The PLC notes that the issue of mental health continues to be of paramount important and recommends that all Budget 2018 plans take the needs of women and girls into account. In its submission to the National Women’s Strategy, the PLC highlighted the need for further work in this area, and set out a comprehensive review of the need to address current failings in this area. This call is now repeated. The PLC now urges the Government to carry out a full assessment of current needs and to ringfence funding for the provision of the same level of high care both in urban and rural areas which will address all aspects of antenatal and perinatal mental health care.

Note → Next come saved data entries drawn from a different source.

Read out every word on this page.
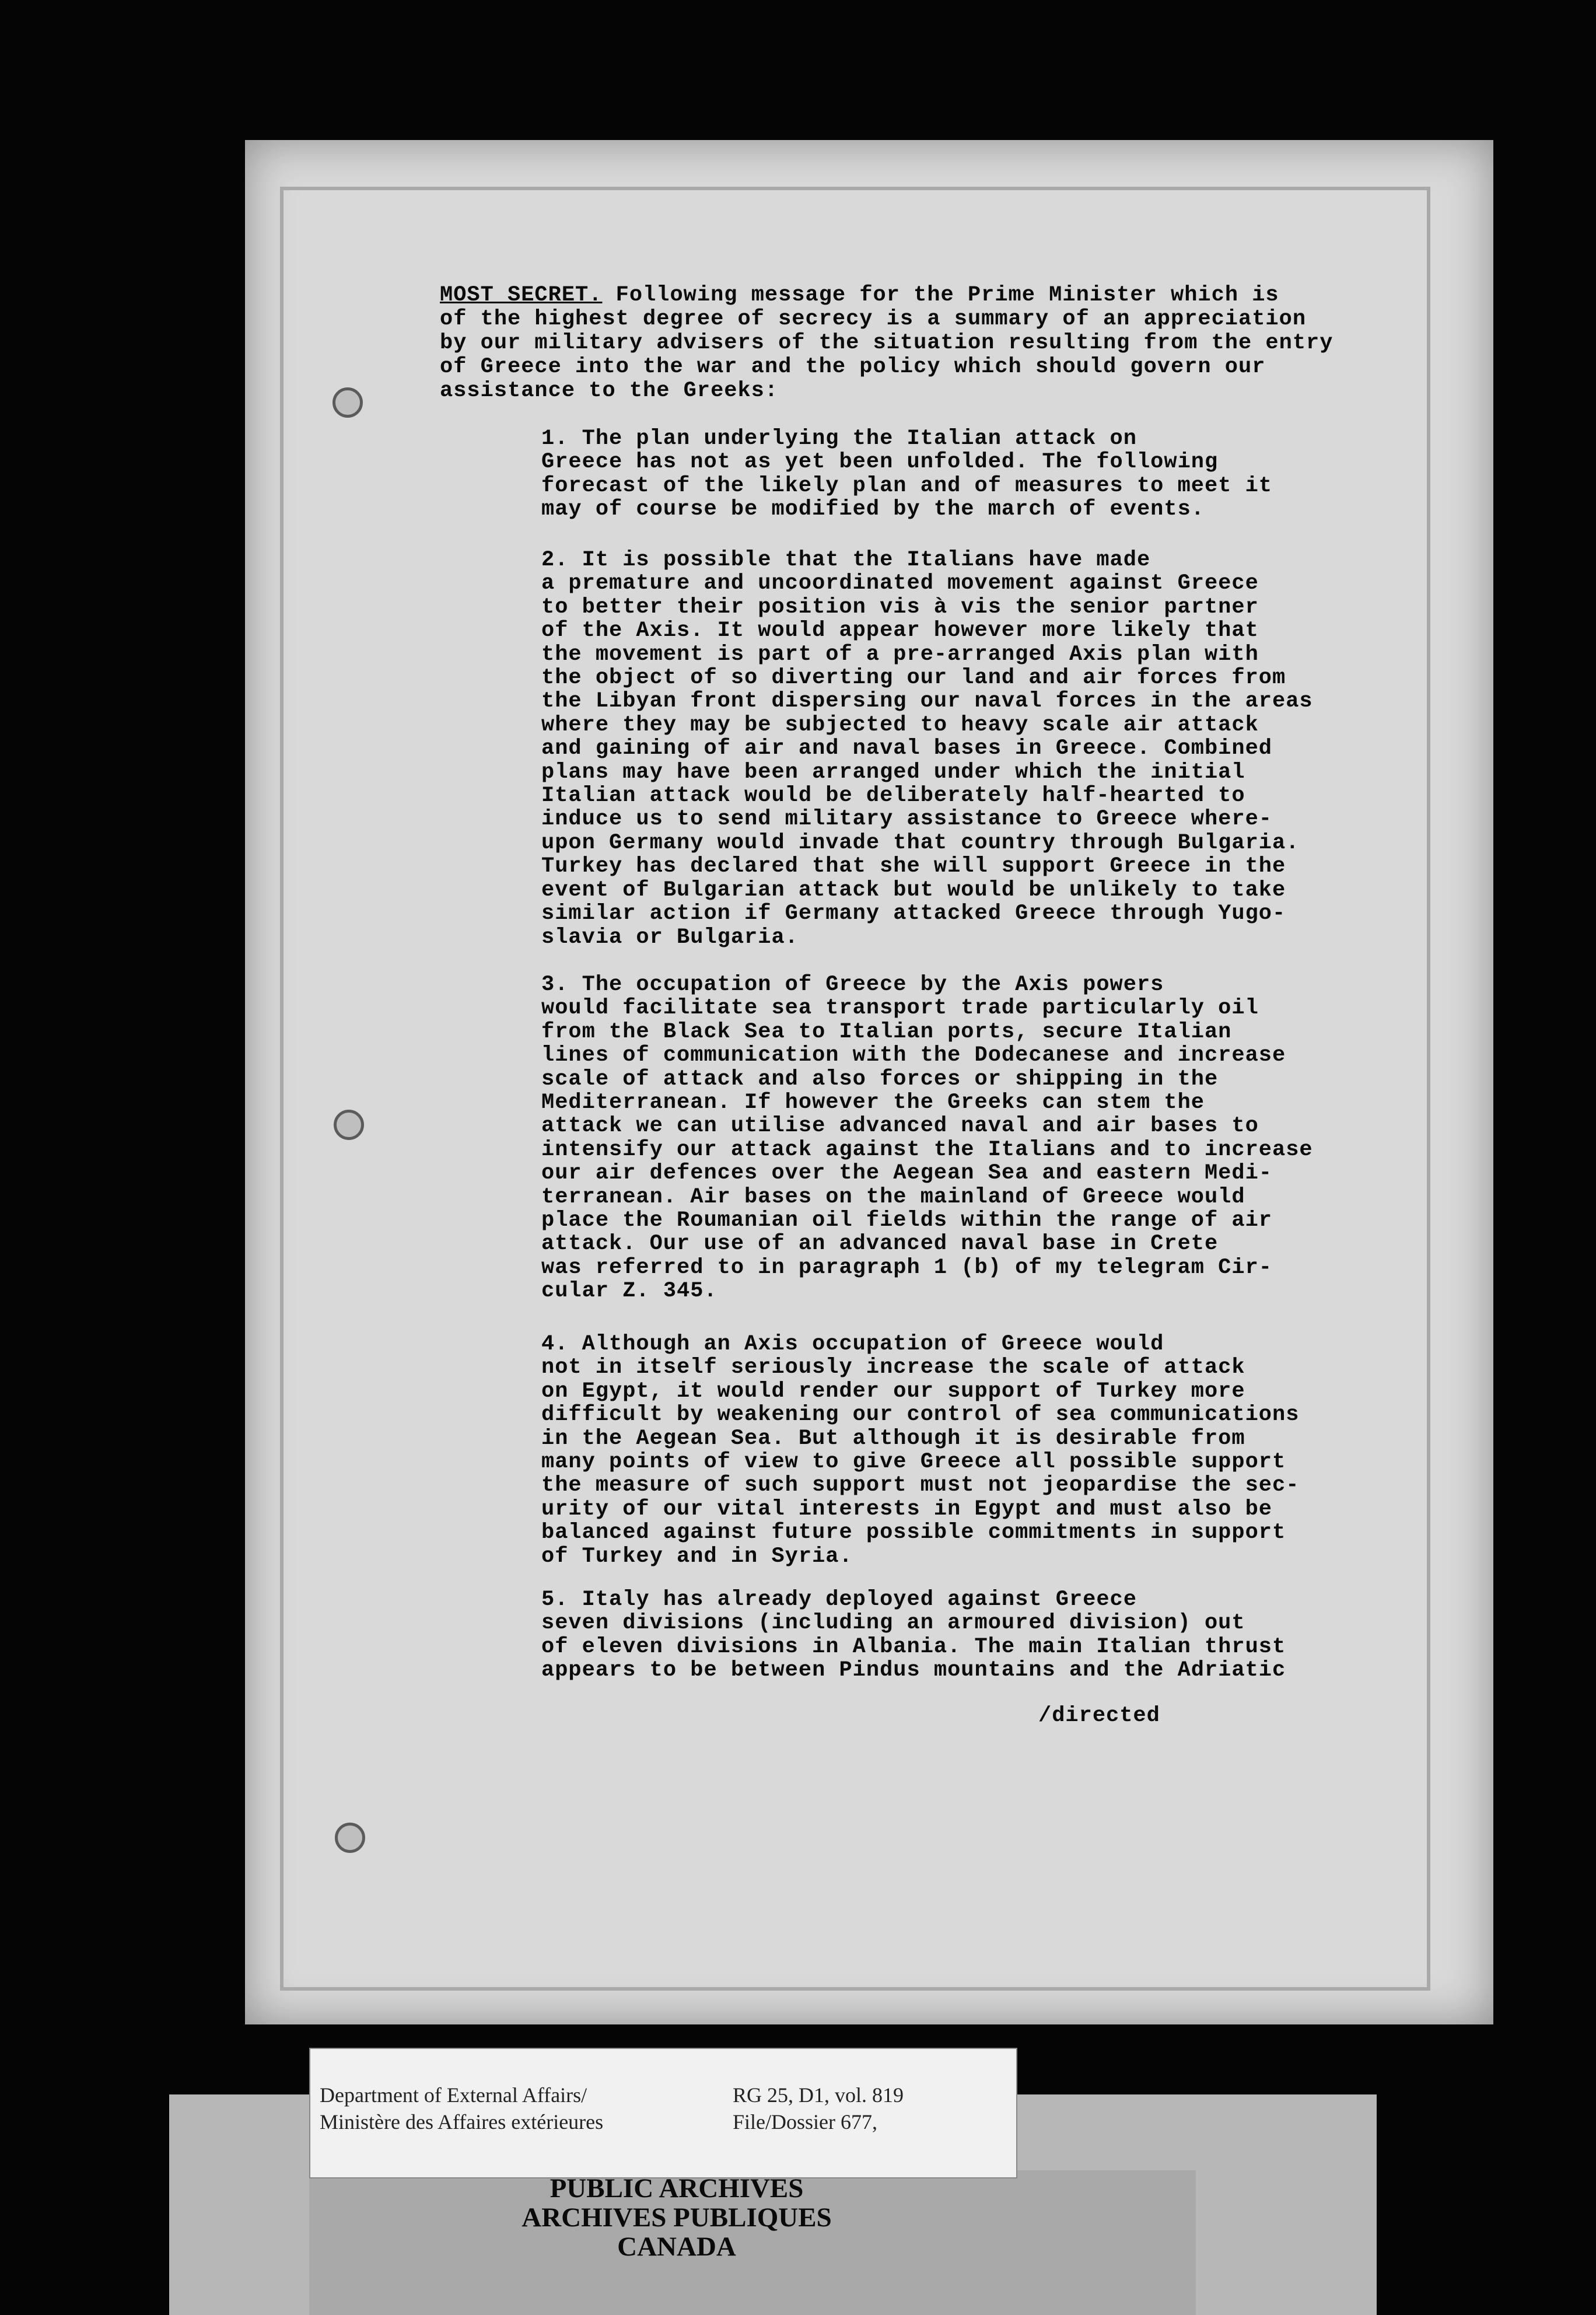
MOST SECRET. Following message for the Prime Minister which is
of the highest degree of secrecy is a summary of an appreciation
by our military advisers of the situation resulting from the entry
of Greece into the war and the policy which should govern our
assistance to the Greeks:
1. The plan underlying the Italian attack on
Greece has not as yet been unfolded. The following
forecast of the likely plan and of measures to meet it
may of course be modified by the march of events.
2. It is possible that the Italians have made
a premature and uncoordinated movement against Greece
to better their position vis à vis the senior partner
of the Axis. It would appear however more likely that
the movement is part of a pre-arranged Axis plan with
the object of so diverting our land and air forces from
the Libyan front dispersing our naval forces in the areas
where they may be subjected to heavy scale air attack
and gaining of air and naval bases in Greece. Combined
plans may have been arranged under which the initial
Italian attack would be deliberately half-hearted to
induce us to send military assistance to Greece where-
upon Germany would invade that country through Bulgaria.
Turkey has declared that she will support Greece in the
event of Bulgarian attack but would be unlikely to take
similar action if Germany attacked Greece through Yugo-
slavia or Bulgaria.
3. The occupation of Greece by the Axis powers
would facilitate sea transport trade particularly oil
from the Black Sea to Italian ports, secure Italian
lines of communication with the Dodecanese and increase
scale of attack and also forces or shipping in the
Mediterranean. If however the Greeks can stem the
attack we can utilise advanced naval and air bases to
intensify our attack against the Italians and to increase
our air defences over the Aegean Sea and eastern Medi-
terranean. Air bases on the mainland of Greece would
place the Roumanian oil fields within the range of air
attack. Our use of an advanced naval base in Crete
was referred to in paragraph 1 (b) of my telegram Cir-
cular Z. 345.
4. Although an Axis occupation of Greece would
not in itself seriously increase the scale of attack
on Egypt, it would render our support of Turkey more
difficult by weakening our control of sea communications
in the Aegean Sea. But although it is desirable from
many points of view to give Greece all possible support
the measure of such support must not jeopardise the sec-
urity of our vital interests in Egypt and must also be
balanced against future possible commitments in support
of Turkey and in Syria.
5. Italy has already deployed against Greece
seven divisions (including an armoured division) out
of eleven divisions in Albania. The main Italian thrust
appears to be between Pindus mountains and the Adriatic
/directed
Department of External Affairs/
Ministère des Affaires extérieures
RG 25, D1, vol. 819
File/Dossier 677,
PUBLIC ARCHIVES
ARCHIVES PUBLIQUES
CANADA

In addition, there is an urgent need to address the phenomenon of post-abortion trauma and grief. State support for organisations such as abortion recovery group Women Hurt is vital to prove that the Government acknowledges this internationally recognised effect of abortion on women. The PLC recommends the provision of geographically targeted funding in Budget 2018 to provide the required services to meet the mental needs of all women in Ireland.

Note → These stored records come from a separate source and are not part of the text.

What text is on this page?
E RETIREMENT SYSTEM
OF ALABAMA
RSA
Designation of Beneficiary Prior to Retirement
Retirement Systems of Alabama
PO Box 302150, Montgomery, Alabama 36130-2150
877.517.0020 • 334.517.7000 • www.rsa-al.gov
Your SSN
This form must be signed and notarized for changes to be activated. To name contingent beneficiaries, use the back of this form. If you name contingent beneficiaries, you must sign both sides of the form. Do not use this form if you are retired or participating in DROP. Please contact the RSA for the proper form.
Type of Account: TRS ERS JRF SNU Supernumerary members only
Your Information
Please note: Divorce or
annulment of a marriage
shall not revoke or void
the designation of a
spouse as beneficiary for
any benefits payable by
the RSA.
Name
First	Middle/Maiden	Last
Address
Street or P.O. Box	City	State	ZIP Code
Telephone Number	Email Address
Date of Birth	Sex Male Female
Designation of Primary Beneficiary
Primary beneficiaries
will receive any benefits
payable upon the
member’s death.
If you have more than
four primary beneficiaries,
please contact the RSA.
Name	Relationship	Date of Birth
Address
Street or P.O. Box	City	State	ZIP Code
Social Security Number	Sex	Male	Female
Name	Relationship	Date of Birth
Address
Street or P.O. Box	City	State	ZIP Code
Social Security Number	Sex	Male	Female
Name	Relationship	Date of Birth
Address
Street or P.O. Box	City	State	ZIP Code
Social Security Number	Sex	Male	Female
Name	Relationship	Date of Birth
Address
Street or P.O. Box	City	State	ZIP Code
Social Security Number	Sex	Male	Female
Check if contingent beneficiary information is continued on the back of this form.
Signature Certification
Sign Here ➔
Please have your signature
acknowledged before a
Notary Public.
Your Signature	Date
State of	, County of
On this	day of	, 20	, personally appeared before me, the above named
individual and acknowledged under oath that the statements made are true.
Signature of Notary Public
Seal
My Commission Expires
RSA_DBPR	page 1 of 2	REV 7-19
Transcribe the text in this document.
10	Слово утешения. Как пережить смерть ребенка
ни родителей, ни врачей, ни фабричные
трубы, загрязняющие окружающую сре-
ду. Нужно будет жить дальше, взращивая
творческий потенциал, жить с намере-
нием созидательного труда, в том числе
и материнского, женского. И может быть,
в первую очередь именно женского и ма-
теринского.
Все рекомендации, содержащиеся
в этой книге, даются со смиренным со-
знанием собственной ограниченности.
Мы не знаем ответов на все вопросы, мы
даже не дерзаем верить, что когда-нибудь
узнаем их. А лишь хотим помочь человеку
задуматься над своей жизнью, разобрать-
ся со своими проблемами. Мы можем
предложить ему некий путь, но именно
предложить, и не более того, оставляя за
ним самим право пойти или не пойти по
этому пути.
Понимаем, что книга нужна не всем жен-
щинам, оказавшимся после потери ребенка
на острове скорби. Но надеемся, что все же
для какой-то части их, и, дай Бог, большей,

Given the importance of adoption in the structure and family life of Irish society, the PLC calls on the Government to prioritise the need to simplify the adoption process as much as possible and in particular to promote the use of open adoption as a positive and life-affirming option during to pregnancy.

budget 2018
While the PLC welcomes the recent legislative work on the Adoption (Information and Tracing) Bill 2016, it is noted with regret that the issue of adoption was not given the time it deserved during the recent, state-funded Citizens’ Assembly where it received only a passing mention in the context of unplanned pregnancies. In order to address same, the PLC recommends that the Government hold a state-funded conference to consider the needs of parents hoping to adopt, with the intention of focusing on the concerns and experiences of those who have been through the process whether as parents giving their child a chance at a better life, or as members of the wider family. In such a context, the recommendations of interested parties can be given real consideration with the aim of eradicating any remaining stigma around adoption and ensuring that the process be made as transparent as possible.
Finally, the PLC recommends to Budget 2018 the dedication of funding specifically ring-fenced to the area of adoption so as to guarantee the removal of any obstacles that might militate against the continued improvement of services for the benefit of parents and children in Ireland.